"Bob Levey speaking."
"Listen to how he says that. So smooth. So sure. You ever think of becoming a door-to-door salesman?"
"Why, if it isn't Marvelous Mike, world's greatest lawyer! My number one college buddy. The answer to the American woman's dreams. How ya doin', sweetheart?"
"You ask the world's greatest lawyer a question like that? I get $100 an hour for answering tougher questions than that. Presidents call me for my advice and you ask me dippy questions like that?"
"Get off it, Mikey baby. I happen to know that you analyze legal grants and fellowships for the Department of Justice and all you do all day is type on a computer terminal."
"So what do you think you do, Mr. Smart Guy?"
"The day I get $100 an hour, I'll answer that question."
"Nice line, old man. Nice line. Listen, I need your help."
"For the left fielder on our old dorm softball team, anything."
"Bob, I'm lonely. I'm ladyless. Again. You know any unattached women who can't live without me?"
"I can't believe I'm hearing this. From a guy with as many moves and fancy clothes as you. Mikey, this town is crawling with unattached women.

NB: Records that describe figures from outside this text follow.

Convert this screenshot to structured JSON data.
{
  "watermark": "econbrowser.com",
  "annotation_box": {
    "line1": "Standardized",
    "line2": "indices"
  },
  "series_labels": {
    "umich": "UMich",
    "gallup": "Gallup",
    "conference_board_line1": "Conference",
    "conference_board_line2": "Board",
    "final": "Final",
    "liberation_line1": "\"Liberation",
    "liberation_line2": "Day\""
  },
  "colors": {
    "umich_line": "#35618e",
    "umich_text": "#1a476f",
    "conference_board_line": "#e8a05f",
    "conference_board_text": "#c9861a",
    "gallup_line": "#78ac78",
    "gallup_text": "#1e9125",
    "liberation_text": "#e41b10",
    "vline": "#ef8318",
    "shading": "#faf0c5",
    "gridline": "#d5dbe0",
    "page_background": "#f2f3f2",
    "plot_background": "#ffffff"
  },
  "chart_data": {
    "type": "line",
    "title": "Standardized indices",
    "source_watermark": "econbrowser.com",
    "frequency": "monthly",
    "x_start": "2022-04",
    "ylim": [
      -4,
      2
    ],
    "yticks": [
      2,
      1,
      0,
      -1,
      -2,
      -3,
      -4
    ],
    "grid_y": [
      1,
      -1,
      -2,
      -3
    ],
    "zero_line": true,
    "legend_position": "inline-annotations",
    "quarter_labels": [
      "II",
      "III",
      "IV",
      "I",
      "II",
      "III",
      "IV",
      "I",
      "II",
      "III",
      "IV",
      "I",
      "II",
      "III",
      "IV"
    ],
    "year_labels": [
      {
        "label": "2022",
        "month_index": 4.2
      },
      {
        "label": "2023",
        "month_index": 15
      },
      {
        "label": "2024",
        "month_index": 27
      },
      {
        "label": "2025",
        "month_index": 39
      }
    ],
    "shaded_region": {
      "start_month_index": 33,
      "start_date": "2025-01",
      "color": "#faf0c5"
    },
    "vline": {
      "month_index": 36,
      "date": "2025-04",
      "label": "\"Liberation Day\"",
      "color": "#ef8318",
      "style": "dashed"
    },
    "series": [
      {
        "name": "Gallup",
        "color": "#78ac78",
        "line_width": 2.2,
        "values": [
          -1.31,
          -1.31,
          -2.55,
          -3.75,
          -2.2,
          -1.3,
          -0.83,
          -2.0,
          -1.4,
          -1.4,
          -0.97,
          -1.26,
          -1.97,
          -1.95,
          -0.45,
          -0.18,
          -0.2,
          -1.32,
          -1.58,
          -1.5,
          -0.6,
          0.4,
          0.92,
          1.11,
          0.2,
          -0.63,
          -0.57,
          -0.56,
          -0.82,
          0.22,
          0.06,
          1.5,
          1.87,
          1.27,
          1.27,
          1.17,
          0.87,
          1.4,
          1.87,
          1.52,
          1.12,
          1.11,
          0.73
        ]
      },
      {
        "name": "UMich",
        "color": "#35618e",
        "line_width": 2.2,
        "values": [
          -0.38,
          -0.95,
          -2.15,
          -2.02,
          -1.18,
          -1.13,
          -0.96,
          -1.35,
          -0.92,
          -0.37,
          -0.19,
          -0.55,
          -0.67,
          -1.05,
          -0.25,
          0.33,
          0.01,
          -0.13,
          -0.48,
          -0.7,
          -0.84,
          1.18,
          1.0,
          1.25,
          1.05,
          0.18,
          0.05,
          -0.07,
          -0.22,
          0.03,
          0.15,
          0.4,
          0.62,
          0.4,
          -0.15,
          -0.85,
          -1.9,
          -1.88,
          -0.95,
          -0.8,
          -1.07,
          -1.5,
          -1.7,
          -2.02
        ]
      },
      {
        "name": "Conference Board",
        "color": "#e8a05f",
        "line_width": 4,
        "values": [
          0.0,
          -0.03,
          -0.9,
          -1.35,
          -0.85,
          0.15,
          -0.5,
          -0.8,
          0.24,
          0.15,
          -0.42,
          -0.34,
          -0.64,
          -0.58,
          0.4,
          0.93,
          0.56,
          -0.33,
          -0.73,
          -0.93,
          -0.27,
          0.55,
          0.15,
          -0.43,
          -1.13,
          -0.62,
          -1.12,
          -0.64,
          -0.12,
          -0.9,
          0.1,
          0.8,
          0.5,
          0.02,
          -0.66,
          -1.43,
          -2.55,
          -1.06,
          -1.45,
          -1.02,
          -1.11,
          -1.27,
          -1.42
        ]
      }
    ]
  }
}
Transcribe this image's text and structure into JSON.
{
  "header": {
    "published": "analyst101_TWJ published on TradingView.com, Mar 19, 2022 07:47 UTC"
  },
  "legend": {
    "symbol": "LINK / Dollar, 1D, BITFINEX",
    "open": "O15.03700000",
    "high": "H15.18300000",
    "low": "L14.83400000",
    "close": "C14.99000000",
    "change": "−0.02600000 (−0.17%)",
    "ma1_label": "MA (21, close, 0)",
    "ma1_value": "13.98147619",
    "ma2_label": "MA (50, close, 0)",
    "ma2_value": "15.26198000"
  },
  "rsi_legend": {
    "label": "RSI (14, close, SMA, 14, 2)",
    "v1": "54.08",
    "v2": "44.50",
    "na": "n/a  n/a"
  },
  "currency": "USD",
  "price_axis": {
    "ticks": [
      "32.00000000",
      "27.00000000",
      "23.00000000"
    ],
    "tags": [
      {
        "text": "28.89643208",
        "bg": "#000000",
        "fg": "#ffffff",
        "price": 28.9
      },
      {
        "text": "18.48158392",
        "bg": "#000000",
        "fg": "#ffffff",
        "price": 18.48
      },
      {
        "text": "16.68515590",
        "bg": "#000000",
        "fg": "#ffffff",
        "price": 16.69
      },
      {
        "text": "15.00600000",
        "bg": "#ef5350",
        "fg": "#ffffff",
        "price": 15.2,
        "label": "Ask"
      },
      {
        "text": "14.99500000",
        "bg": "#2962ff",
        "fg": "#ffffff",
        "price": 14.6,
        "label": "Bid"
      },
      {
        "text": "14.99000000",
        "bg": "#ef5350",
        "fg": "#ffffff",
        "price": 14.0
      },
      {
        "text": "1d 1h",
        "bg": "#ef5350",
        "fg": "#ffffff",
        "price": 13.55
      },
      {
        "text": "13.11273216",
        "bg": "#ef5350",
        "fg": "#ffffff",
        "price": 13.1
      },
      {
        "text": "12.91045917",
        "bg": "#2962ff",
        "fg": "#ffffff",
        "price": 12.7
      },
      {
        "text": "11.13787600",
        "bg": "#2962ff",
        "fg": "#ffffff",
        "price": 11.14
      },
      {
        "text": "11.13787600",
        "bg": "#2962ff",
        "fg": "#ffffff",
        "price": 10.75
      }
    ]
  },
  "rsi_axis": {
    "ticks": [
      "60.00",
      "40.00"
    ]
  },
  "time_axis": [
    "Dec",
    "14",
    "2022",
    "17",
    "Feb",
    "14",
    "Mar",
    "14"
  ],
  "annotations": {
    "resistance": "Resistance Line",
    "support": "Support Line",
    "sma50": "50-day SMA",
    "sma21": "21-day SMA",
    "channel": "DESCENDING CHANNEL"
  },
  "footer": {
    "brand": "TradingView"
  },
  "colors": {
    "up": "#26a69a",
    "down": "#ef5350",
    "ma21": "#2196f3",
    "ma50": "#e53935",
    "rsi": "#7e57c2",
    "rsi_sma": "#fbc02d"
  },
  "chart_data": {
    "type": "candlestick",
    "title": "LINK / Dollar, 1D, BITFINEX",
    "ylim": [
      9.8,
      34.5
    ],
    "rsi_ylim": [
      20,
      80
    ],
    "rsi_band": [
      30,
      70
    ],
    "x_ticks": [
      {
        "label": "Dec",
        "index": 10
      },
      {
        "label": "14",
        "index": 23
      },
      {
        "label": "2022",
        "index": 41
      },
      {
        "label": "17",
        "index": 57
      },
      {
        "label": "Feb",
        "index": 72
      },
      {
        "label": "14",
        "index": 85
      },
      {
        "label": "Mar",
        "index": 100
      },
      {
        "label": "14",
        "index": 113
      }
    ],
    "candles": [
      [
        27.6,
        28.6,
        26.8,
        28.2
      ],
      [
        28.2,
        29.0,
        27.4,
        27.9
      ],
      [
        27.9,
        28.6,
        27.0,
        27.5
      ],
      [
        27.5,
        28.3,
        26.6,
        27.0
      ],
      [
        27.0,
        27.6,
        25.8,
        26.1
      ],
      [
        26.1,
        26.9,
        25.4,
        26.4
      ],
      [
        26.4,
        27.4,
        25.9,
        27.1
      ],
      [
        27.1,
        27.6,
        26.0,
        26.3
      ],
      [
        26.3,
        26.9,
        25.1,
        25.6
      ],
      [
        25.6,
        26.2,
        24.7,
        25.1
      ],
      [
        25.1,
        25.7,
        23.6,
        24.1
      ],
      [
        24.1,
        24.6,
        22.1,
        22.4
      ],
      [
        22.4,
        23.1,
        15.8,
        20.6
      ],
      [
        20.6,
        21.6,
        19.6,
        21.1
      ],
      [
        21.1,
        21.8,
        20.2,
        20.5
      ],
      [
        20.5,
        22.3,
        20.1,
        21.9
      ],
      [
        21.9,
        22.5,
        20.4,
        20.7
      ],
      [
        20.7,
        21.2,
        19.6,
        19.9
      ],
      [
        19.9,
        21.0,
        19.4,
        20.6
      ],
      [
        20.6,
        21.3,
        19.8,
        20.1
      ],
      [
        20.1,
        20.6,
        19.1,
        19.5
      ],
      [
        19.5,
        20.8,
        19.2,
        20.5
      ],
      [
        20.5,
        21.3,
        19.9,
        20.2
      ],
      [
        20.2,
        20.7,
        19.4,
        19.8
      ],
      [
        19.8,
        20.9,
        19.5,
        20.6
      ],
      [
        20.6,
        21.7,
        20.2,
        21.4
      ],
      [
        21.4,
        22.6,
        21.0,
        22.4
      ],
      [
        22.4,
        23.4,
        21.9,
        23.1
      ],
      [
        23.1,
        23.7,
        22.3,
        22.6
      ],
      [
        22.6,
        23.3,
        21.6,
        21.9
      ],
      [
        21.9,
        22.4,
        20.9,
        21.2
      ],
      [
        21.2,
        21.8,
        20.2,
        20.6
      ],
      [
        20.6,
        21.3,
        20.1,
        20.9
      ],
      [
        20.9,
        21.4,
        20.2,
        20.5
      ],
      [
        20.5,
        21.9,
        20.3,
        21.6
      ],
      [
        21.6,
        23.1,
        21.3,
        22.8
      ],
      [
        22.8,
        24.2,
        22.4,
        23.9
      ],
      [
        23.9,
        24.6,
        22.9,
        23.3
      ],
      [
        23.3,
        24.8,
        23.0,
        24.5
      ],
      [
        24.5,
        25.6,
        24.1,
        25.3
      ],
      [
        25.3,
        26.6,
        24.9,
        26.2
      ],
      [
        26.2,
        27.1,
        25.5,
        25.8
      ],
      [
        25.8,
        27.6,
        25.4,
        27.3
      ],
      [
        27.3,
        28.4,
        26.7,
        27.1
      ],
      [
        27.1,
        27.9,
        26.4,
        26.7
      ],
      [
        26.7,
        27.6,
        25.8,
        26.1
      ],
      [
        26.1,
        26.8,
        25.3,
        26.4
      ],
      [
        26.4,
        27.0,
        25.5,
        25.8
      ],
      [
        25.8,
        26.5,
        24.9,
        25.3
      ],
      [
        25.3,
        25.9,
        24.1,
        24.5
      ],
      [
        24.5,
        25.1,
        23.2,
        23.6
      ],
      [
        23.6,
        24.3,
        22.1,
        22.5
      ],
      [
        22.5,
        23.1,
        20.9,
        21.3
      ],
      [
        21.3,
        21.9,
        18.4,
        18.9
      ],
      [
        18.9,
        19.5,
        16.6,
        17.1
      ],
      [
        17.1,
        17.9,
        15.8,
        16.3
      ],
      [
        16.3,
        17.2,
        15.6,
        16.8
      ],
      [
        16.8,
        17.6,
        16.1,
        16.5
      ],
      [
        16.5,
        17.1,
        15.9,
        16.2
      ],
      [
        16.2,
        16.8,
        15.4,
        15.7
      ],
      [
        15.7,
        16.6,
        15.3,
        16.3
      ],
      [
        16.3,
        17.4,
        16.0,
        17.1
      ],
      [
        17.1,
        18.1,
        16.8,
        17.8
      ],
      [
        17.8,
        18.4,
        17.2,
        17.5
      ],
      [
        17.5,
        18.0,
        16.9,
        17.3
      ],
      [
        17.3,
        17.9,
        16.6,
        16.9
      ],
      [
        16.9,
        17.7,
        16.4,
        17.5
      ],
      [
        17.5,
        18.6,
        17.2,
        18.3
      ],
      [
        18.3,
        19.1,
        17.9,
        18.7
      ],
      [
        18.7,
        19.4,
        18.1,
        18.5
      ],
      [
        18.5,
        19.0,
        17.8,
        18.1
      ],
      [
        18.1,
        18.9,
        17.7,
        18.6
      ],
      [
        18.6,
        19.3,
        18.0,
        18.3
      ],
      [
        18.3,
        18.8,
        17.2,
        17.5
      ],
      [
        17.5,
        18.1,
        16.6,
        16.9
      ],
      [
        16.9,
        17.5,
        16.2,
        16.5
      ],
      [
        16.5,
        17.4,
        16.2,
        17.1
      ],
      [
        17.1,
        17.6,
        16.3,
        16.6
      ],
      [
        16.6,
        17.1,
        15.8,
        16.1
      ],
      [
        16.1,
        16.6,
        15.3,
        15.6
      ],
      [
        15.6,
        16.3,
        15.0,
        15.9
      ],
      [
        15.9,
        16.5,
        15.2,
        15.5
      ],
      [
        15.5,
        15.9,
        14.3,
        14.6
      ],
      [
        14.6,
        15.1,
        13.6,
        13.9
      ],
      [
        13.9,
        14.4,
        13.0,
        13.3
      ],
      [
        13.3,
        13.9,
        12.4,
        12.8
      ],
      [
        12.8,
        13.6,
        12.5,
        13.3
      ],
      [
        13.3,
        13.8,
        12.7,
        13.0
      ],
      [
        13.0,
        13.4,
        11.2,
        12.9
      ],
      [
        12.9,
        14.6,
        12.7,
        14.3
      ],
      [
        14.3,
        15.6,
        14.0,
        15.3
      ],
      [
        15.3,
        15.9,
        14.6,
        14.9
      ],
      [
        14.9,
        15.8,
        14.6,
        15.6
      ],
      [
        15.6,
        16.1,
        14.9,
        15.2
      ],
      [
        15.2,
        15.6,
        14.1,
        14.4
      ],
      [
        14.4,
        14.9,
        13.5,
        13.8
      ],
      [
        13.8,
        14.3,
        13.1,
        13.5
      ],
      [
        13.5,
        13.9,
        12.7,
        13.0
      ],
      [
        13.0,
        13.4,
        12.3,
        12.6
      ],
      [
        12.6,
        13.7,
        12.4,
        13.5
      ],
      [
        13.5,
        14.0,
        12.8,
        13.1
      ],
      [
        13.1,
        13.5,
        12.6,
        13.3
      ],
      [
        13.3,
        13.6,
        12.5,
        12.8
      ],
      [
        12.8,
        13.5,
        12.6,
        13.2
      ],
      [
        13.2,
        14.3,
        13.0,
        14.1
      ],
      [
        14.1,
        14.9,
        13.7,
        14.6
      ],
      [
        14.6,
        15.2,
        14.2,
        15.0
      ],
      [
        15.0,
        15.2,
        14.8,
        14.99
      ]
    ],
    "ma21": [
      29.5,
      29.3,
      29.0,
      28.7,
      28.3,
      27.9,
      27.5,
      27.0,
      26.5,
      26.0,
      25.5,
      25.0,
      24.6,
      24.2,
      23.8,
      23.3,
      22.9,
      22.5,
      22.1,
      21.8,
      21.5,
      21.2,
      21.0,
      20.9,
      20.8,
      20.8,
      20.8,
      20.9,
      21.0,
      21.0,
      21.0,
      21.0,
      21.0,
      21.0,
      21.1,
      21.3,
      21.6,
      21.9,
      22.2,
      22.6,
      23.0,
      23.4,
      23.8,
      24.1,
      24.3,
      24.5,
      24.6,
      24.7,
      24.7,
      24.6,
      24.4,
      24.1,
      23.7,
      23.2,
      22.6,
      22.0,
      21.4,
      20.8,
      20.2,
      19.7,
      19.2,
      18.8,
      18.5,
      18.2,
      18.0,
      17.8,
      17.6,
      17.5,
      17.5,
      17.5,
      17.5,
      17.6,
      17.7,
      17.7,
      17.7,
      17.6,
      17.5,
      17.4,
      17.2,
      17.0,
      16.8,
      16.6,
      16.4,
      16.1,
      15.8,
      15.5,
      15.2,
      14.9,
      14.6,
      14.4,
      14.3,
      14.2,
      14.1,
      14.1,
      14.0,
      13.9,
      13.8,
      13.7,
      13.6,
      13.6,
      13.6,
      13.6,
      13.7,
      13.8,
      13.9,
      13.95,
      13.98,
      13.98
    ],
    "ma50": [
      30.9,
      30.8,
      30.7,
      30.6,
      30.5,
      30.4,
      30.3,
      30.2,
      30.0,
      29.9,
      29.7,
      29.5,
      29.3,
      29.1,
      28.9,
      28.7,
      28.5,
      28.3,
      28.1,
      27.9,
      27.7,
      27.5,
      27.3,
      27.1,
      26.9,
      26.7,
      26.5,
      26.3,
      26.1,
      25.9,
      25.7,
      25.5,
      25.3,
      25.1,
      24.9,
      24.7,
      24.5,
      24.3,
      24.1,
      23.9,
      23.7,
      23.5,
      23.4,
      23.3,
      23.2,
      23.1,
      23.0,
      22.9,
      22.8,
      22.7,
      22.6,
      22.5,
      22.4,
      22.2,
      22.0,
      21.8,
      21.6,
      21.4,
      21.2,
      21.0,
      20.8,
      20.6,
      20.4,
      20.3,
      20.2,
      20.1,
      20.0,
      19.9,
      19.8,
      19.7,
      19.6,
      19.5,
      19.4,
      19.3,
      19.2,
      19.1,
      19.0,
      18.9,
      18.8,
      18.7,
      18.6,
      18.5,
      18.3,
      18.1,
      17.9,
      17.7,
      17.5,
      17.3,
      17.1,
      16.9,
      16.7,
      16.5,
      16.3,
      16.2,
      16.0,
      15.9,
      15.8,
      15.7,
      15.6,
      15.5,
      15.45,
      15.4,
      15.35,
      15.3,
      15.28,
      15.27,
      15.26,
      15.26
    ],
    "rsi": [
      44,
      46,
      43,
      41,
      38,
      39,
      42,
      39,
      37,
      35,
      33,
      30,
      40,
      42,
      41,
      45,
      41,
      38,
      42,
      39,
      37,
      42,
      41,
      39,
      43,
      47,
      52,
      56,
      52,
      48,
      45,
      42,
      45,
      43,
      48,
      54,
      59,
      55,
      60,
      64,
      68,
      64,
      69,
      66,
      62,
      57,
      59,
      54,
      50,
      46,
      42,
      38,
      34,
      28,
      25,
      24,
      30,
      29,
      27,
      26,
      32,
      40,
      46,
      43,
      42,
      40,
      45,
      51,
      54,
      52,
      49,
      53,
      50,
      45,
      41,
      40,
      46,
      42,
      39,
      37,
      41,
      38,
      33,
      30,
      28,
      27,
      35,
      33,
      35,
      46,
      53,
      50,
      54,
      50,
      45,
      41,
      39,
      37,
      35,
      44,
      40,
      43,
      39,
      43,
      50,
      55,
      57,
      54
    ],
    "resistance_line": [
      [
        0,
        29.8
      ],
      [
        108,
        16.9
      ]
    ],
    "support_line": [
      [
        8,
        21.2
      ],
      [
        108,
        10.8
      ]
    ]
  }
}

You walk through Farragut Square some lunch hour, you won't believe your eyes. You walk across Capitol Hill and you'll think they must have sent the best-looking women from every town in America, every one of them, right here. You've never been blind, Mikey. And you've never been shy."
"Yeah, but I think I'm getting a little older, Bob. I don't just want someone who's beautiful. I want a relationship-with-a-capital-R, someone I can talk to, someone I can think about marrying. But it's as if the tables have turned. The women I meet these days are all afraid of making a commitment. They're saying all the things I used to say ten years ago -- 'Give me a little room to breathe,' 'I need to be a little surer of myself,' all that stuff."
"What happened with Amy? That had all the earmarks."
"I thought so, too. Last summer, down at the Outer Banks, it couldn't have been better. We would walk for hours. Talked about having kids. I never got bored around her the way I did around all the others."
"She got bored around me. Said I was obsessed with my career, I was emotionally dead and I wasn't interested in her as a person."
"Any truth to any of that?"
"If there was, I don't think I could admit it to myself. But seriously, I don't think so. I think it was just another romance that didn't work, just another match that wasn't made in heaven. But, hey, I look in the mirror some days and I say, 'Mikey, you're 38 years old. It's time to get on the stick. If you're going to get married, you'd better do it.' "
"Mikey, promise me, swear to me, that you won't put another classified in The Washingtonian."
"You think I haven't learned my lesson from that? Remember that woman who sent me her resume in the mail? Not a picture -- just a resume. Wasn't that a perfect Washington story? Use your credentials to find a man the way you'd use them to get a consulting contract. No, I won't do that again, Flash, believe me. Besides, what would I put in the ad this time? 'Single White Male, emotionally dead, seeks mate for life?' "
"OK, fair enough. But listen to your Uncle Bob a minute. Love can sprout where you least expect it. Isn't there some lawyer down there at Justice who turns your motor?"
"Not really. I even did what I used to do when I first came to Washington -- get the booklet of summer interns and flip through it to see if anything caught my eye. Nothing did."
"Mikey, I don't know what to tell you that won't sound like something out of a magazine in the checkout line at the grocery store. But are you maximizing your options, as the saying goes? Are you getting out and around? Going to the swim club? To church? To the meetings of the executive committee at the condo?"
"I haven't been. But I'll start. Chin up, right?"
"You got it, boss." "Thanks, old man."
"For the greatest lawyer in the world, it's the least I can do."